Non giudicate, per non essere giudicati; perché con il giudizio con il quale giudicate sarete giudicati voi e con la misura con la quale misurate sarà misurato a voi. Perché guardi la pagliuzza che è nell’occhio del tuo fratello, e non ti accorgi della trave che è nel tuo occhio? O come dirai al tuo fratello: “Lascia che tolga la pagliuzza dal tuo occhio”, mentre nel tuo occhio c’è la trave? Ipocrita! Togli prima la trave dal tuo occhio e allora ci vedrai bene per togliere la pagliuzza dall’occhio del tuo fratello. (Mt 7, 1-5)
L’invito di Gesù a non giudicare, come è espresso nel passo parallelo in Lc 6,37, significa non condannare. È probabile che Matteo pensi alla situazione della sua comunità. I cristiani, illuminati dall’insegnamento di Gesù circa la vera interpretazione della Legge e le esigenze superiori per l’attuazione della “giustizia” di Dio, potevano essere indotti a biasimare e criticare i loro avversari, i giudei. Ora, nessuno può arrogarsi il diritto di giudicare il fratello per condannarlo. Dinanzi a Dio tutti gli uomini sono peccatori e bisognosi di misericordia. Chi userà severità verso il fratello, sarà giudicato con altrettanta severità da Dio. Forse non manca uno spunto polemico anche contro i farisei, ligi praticanti della Legge, ma propensi a disprezzare e a condannare gli altri. I cristiani non devono imitarli, perché il giudizio spetta a Dio, il quale è sempre misericordioso e disposto al perdono dei peccati anche più gravi. L’aggancio con la quinta domanda del Padre Nostro è probabile.

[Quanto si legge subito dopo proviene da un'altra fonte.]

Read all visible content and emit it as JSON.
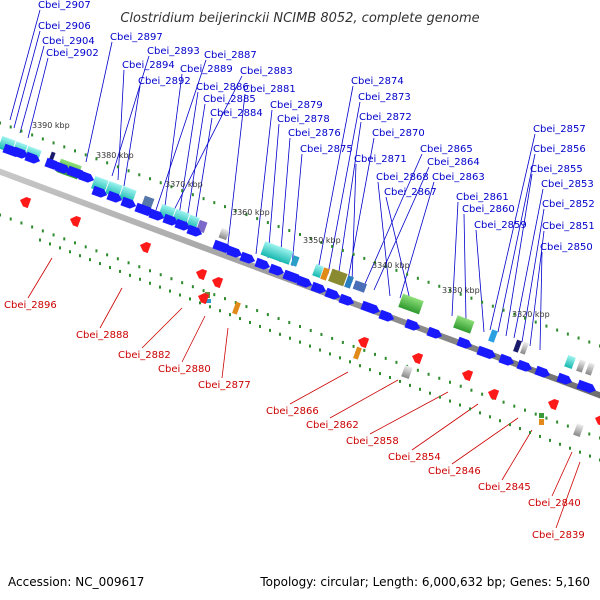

La similitudine della pagliuzza e della trave (v. 3s), chiarisce come tutti devono essere consapevoli della propria miseria. Le nostre continue imperfezioni e trasgressioni della Legge di Dio non ci consentono d’essere severi e intransigenti con i fratelli, ma piuttosto devono farci avvertire il bisogno della misericordia di Dio per non staccarci dal suo amore. La sproporzione fra il nostro debito con Dio e quelli dei fratelli verso di noi, anticipa l’insegnamento della parabola del servo spietato. Psicologicamente siamo portati a notare e giudicare meglio i peccati degli altri che i nostri. Il prossimo ci sta innanzi, noi stessi invece ci vediamo solo riflessi allo specchio. È quindi un saggio consiglio cercare di guardare il prossimo come se guardassimo noi stessi. Quando notiamo i difetti degli altri, cerchiamo di pensare a quante volte anche noi facciamo cose simili. Attraverso gli altri possiamo prendere coscienza dei nostri comportamenti sgradevoli e tenercene lontani.